National Geographic brings us still more overlooked effects of the federal government shutdown, focusing on the environmental and scientific damage being done. At this point most are familiar with the overflowing garbage (and human feces) in national parks, but the knowledge that the national volunteer effort to respond to beached or injured marine mammals is on hold due to the shutdown's effects on the National Oceanic and Atmospheric Administration (NOAA) is new.
And again, the pointless and unnecessary damage to long-term scientific programs is noted.

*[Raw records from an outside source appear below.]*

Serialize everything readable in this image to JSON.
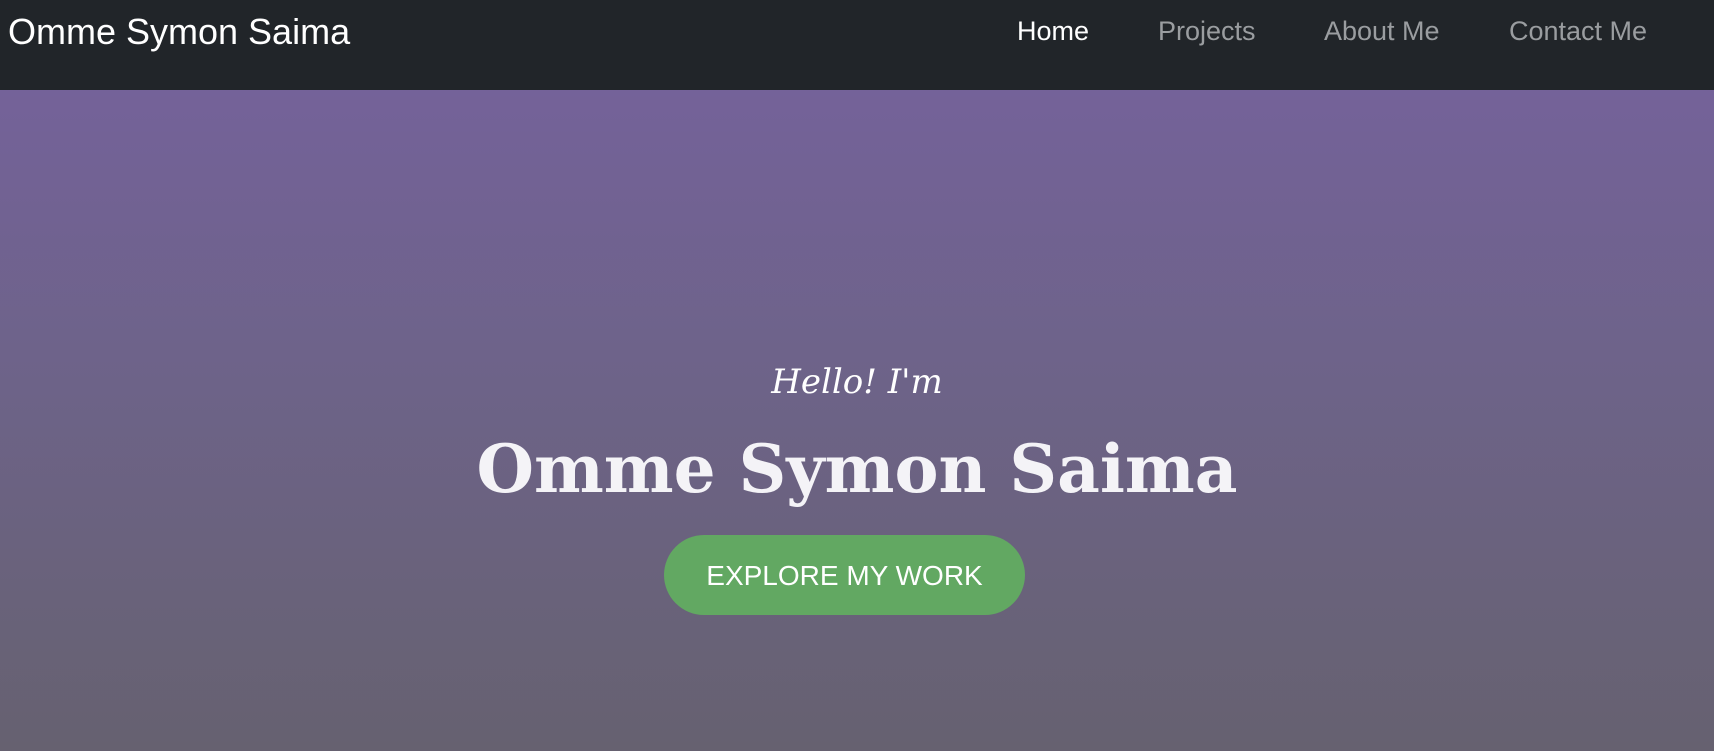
{
  "navbar": {
    "brand": "Omme Symon Saima",
    "links": [
      {
        "label": "Home",
        "active": true
      },
      {
        "label": "Projects",
        "active": false
      },
      {
        "label": "About Me",
        "active": false
      },
      {
        "label": "Contact Me",
        "active": false
      }
    ]
  },
  "hero": {
    "greeting": "Hello! I'm",
    "name": "Omme Symon Saima",
    "cta_label": "EXPLORE MY WORK"
  },
  "colors": {
    "navbar_bg": "#212529",
    "nav_active": "#ffffff",
    "nav_inactive": "#9a9da0",
    "hero_gradient_top": "#746299",
    "hero_gradient_bottom": "#666170",
    "cta_bg": "#62a862"
  }
}
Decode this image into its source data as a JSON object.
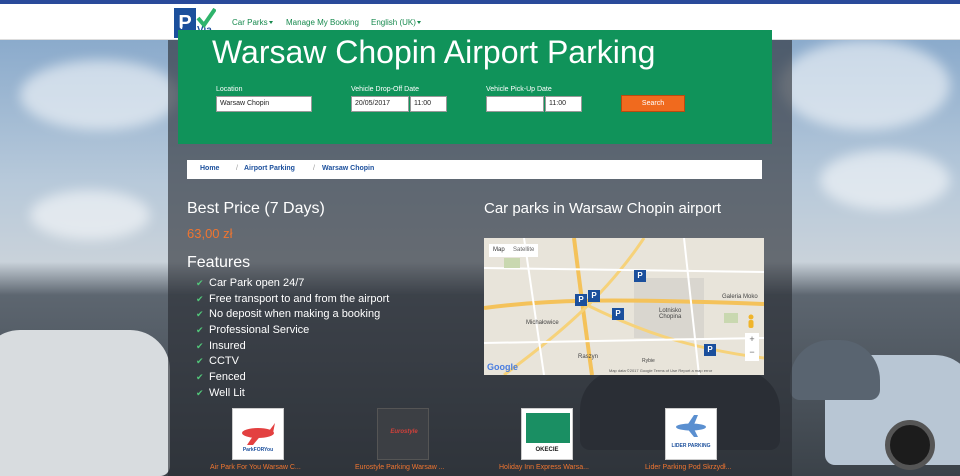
{
  "nav": {
    "logo_text": "Park Via",
    "links": [
      {
        "label": "Car Parks",
        "dropdown": true
      },
      {
        "label": "Manage My Booking",
        "dropdown": false
      },
      {
        "label": "English (UK)",
        "dropdown": true
      }
    ]
  },
  "hero": {
    "title": "Warsaw Chopin Airport Parking",
    "location_label": "Location",
    "location_value": "Warsaw Chopin",
    "dropoff_label": "Vehicle Drop-Off Date",
    "dropoff_date": "20/05/2017",
    "dropoff_time": "11:00",
    "pickup_label": "Vehicle Pick-Up Date",
    "pickup_date": "",
    "pickup_time": "11:00",
    "search_label": "Search"
  },
  "breadcrumb": [
    "Home",
    "Airport Parking",
    "Warsaw Chopin"
  ],
  "pricing": {
    "heading": "Best Price (7 Days)",
    "price": "63,00 zł"
  },
  "features": {
    "heading": "Features",
    "items": [
      "Car Park open 24/7",
      "Free transport to and from the airport",
      "No deposit when making a booking",
      "Professional Service",
      "Insured",
      "CCTV",
      "Fenced",
      "Well Lit"
    ]
  },
  "map": {
    "heading": "Car parks in Warsaw Chopin airport",
    "tab_map": "Map",
    "tab_satellite": "Satellite",
    "place_labels": [
      "Michałowice",
      "Raszyn",
      "Lotnisko Chopina",
      "Galeria Moko",
      "Rybie"
    ],
    "footer": "Map data ©2017 Google   Terms of Use   Report a map error",
    "google": "Google"
  },
  "partners": [
    {
      "name": "Air Park For You Warsaw C...",
      "logo": "ParkFORYou"
    },
    {
      "name": "Eurostyle Parking Warsaw ...",
      "logo": "Eurostyle"
    },
    {
      "name": "Holiday Inn Express Warsa...",
      "logo": "OKECIE"
    },
    {
      "name": "Lider Parking Pod Skrzydł...",
      "logo": "LIDER PARKING"
    }
  ],
  "colors": {
    "hero_green": "#10935a",
    "accent_orange": "#f06a1e",
    "link_green": "#16894d",
    "link_blue": "#1b4f9c"
  }
}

[A]t Shenandoah National Park, in Virginia, a forty-year-long record of acid rain pollution will have its first significant data gap since its inception, because the scientist in charge of collecting samples was barred from entering the park during the shutdown. And at the Hubbard Brook Long Term Ecological Monitoring site in New Hampshire, researchers trying to retrieve monitoring equipment from the far crannies of the park can't reach their tools because their snowmobiles are locked up in Forest Service garages.
It is absolutely ridiculous. The shutdown exists and continues because Trump, fuming over new Russia revelations and a trouncing of his captured political party in November, demanded it. An ounce of courage from cowering Republicans could end it at any point. There is no reason a "wall" is any more necessary now than it was during the last two years, when a unified Republican government refused to go along with the boondoggle, and there is no reason to hold 800,000 federal workers and millions of American citizens hostage indefinitely while Trump chews the scenery.
It could end tonight, or tomorrow, with Republican votes. It would pass, and Senate Majority Leader Mitch McConnell knows full well it would. And yet we continue with these nasty, stupid little games, and the damage to every American not in charge of these things continues—and worsens.